Les terroristes qui font sauter des bombes - et des gens - à Kaboul, à Bagdad, à Peshawar, à Londres ou à Madrid ne détiennent pas le monopole de l'usage de la terreur. Les frères Oleg et Vladimir Presnyakov en font l'éloquente démonstration dans Terrorisme (écrite en 2000), présentée au théâtre Aux Écuries depuis une semaine.

Composée de six tableaux qui forment une boucle, la pièce met les spectateurs devant diverses formes de terreur et en observe l'impact. Du régime de peur imposé par un patron sans envergure au branle-bas de combat provoqué par des bagages oubliés sur le tarmac, de la crainte maladive des étrangers aux jeux sexuels qui tournent mal, les dramaturges débusquent la peur dans ses manifestations les plus exceptionnelles, les plus sournoises et les plus banales...

Olivier Coyette, jeune metteur en scène d'origine belge, affiche d'entrée de jeu son parti pris pour une forme de réalisme, teinté d'onirisme. Voire de surréalisme. L'essentiel de la première partie s'avère en effet déroutant. Les incongruités s'empilent et le ton change du tout au tout d'une scène à l'autre.

Dans l'aéroport fermé, un passager pressé (Fabien Cloutier) se bute à un étrange tandem de voyageurs qui philosophent avec acuité sur la peur tout en évoquant un autre tandem beaucoup moins perspicace: Dupont et Dupond. Tandis que les amants clandestins de la deuxième scène s'ébattent dans le plus grand détachement, un suicide transforme une banale journée de travail au bureau racontée à la scène trois en un moment de pure comédie noire, non exempte de cabotinage.

Et c'est sans compter ces détails qui clochent et titillent l'esprit: pourquoi le militaire a-t-il une grappe de raisins dans les mains? Pourquoi l'amant porte-t-il un bonnet et un maillot de bain et sa maîtresse un tutu? Pourquoi ces étiquettes sur les vêtements du petit cadre joufflu? Bref, à l'entracte, on ne peut s'empêcher de se demander dans quel train on a sauté et où il mène.

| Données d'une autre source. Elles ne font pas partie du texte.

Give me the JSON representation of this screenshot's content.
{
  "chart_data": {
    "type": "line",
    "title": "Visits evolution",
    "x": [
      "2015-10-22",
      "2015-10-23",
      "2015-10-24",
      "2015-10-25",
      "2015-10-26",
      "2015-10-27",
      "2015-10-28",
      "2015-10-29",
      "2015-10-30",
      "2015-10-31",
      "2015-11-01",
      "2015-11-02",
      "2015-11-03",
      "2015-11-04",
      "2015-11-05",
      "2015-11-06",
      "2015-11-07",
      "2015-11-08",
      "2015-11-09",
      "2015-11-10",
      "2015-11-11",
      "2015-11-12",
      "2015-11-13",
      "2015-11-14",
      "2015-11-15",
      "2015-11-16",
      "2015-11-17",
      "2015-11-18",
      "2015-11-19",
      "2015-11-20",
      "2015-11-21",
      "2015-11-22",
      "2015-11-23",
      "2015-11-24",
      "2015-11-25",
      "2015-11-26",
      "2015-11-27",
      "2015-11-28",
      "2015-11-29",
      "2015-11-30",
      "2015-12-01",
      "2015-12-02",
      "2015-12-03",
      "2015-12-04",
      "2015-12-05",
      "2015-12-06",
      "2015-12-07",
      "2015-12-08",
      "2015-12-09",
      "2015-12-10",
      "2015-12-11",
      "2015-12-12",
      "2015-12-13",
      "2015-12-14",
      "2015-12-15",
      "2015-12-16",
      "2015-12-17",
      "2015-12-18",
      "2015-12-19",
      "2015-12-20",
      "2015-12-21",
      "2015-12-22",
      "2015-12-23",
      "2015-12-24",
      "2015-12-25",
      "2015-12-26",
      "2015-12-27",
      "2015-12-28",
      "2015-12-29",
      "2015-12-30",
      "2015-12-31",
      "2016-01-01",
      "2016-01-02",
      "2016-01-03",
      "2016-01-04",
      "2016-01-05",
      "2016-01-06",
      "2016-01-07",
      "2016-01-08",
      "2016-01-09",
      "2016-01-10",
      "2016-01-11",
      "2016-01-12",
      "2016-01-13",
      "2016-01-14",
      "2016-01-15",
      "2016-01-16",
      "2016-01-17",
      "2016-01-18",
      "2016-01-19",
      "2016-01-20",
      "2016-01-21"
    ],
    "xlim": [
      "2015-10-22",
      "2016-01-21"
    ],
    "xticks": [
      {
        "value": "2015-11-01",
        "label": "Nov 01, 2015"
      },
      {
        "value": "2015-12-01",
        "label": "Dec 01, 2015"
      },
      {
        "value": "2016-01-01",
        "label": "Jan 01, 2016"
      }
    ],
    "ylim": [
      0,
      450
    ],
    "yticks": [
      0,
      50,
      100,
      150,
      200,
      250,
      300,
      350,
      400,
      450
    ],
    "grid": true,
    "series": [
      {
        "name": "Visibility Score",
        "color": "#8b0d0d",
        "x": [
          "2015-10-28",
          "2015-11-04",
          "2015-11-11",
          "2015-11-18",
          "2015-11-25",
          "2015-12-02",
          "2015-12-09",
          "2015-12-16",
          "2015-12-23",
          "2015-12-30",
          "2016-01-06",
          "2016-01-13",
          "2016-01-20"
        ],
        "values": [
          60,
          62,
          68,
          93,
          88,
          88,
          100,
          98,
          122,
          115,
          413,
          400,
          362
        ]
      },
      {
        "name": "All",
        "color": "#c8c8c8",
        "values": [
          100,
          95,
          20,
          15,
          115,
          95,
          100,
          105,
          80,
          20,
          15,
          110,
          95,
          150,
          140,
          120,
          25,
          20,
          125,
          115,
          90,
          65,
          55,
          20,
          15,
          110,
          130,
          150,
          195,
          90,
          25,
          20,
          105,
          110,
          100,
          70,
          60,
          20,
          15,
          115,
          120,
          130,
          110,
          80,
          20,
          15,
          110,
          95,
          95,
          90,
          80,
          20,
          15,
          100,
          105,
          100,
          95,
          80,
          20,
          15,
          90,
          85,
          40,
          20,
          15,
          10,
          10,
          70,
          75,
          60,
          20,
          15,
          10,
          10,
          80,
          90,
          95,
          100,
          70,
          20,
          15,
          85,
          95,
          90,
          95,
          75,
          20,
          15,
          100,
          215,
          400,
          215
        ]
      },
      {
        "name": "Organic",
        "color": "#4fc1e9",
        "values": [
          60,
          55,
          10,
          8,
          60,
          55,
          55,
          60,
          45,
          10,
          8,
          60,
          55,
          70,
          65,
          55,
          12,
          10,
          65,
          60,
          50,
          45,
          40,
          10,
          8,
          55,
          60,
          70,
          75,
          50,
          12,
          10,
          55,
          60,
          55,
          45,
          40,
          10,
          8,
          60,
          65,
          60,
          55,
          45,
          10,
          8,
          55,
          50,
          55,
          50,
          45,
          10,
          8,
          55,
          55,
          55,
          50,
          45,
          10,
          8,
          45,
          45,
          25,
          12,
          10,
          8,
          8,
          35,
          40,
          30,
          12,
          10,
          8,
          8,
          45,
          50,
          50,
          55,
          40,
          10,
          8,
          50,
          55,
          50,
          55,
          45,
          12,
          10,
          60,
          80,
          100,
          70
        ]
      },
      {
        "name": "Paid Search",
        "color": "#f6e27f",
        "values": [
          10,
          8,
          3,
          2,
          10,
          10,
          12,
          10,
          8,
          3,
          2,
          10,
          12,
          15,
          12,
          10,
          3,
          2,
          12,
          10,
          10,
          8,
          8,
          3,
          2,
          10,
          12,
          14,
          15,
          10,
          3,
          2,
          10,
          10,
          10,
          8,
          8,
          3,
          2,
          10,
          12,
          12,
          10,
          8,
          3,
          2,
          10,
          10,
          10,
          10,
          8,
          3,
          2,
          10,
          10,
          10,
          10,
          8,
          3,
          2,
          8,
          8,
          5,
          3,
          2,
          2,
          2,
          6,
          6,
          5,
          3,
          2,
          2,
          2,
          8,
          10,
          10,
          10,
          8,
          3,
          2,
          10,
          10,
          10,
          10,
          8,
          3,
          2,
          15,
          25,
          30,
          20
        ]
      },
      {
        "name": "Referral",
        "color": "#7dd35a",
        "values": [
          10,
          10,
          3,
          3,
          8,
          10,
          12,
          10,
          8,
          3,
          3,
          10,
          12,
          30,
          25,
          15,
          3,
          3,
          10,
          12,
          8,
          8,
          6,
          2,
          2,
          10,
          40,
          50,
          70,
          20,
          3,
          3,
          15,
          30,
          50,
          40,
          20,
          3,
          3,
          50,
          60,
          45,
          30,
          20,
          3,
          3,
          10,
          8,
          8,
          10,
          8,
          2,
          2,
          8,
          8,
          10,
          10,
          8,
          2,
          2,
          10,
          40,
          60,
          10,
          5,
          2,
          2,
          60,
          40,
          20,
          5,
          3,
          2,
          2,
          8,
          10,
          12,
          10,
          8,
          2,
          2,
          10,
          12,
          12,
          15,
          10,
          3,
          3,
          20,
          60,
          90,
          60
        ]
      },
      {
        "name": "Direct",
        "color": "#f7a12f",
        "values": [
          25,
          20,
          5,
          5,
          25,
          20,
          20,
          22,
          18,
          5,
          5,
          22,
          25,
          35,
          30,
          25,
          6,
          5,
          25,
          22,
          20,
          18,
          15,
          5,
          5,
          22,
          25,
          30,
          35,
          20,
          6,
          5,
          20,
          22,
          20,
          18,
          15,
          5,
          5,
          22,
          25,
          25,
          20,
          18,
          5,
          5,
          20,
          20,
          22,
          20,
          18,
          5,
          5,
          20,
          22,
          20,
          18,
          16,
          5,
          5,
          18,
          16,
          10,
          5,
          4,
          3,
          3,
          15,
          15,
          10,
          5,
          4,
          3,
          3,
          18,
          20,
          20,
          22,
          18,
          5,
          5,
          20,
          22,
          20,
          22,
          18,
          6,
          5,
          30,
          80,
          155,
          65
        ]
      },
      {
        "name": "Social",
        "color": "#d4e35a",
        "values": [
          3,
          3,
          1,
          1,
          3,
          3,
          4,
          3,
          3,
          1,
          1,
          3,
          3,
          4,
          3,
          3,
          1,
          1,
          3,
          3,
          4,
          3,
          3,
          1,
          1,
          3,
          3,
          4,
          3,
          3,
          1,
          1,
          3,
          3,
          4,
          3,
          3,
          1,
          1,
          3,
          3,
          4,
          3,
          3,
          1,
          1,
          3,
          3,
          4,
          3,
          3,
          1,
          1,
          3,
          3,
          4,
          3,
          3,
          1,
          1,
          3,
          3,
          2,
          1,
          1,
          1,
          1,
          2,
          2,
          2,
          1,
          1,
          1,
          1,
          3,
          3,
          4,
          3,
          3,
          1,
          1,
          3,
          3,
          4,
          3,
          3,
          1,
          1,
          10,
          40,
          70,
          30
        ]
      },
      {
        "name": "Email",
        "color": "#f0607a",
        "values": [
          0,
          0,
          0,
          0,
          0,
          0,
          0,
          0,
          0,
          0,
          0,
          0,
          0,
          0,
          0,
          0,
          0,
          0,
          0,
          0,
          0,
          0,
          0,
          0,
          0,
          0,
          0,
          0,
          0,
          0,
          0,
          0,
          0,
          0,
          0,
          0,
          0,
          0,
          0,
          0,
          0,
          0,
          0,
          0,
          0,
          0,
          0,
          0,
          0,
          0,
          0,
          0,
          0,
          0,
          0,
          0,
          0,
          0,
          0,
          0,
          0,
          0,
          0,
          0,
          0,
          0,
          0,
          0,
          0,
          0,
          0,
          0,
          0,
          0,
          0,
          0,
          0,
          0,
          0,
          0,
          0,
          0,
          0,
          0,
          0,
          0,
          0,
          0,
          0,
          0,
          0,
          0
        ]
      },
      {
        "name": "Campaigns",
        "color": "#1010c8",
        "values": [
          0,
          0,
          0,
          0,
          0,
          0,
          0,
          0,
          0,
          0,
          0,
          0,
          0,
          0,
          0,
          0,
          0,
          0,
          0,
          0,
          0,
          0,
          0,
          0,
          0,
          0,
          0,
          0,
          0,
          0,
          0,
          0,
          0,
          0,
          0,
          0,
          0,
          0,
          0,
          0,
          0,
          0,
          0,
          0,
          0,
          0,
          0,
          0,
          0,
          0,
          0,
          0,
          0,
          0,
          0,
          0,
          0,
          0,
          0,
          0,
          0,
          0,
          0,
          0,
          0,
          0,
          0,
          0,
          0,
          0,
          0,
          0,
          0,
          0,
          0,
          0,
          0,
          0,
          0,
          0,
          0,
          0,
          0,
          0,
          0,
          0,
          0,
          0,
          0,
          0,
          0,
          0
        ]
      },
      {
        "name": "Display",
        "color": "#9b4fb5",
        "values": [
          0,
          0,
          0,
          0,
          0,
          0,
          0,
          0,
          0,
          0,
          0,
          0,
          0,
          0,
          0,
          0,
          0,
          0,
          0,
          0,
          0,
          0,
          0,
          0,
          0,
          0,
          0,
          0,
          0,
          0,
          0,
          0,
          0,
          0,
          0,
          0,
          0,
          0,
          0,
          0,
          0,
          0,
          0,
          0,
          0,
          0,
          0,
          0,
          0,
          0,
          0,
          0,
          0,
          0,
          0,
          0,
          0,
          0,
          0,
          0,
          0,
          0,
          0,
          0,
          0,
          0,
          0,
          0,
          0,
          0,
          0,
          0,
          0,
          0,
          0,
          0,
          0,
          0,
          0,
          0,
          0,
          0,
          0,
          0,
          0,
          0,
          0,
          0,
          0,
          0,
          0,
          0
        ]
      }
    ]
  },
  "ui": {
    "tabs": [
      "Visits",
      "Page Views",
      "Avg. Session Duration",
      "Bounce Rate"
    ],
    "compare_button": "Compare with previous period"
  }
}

La deuxième partie, plus grave, vient rétablir l'équilibre et, surtout, cimenter le tout. La boucle est bouclée. Au-delà de l'éloquente réflexion politique à l'oeuvre dans le texte des frères Presnyakov et en plus de nous mettre face à notre absurde cohabitation quotidienne avec diverses formes de violence, Olivier Coyette montre combien notre imaginaire est contaminé par la peur. D'où cette suite de scènes traitée comme un long cauchemar et les clins d'oeil surréalistes.

Terrorisme, jouée dans des décors minimalistes et évocateurs, s'affirme comme du théâtre ingénieux et imparfait, réalisé avec trois bouts de ficelle et de bonnes idées. Du théâtre qui parle de et à l'imaginaire. Du théâtre à la fois profond, férocement ironique et parfois tout simplement loufoque.

Monique Miller est fantastique dans le rôle d'une vieille femme raciste. Mani Soleymanlou (vu dans trois autres productions depuis l'hiver dernier) montre une fois de plus sa polyvalence et sa justesse. Puisque cette production est en fait une coproduction avec la Belgique, où Terrorisme sera présenté en janvier, il faut souligner le bonheur qu'on a eu à découvrir les acteurs Benoît Van Dorslaer et, surtout, le formidable Christian Crahay.

Jusqu'au 12 décembre au théâtre Aux Écuries.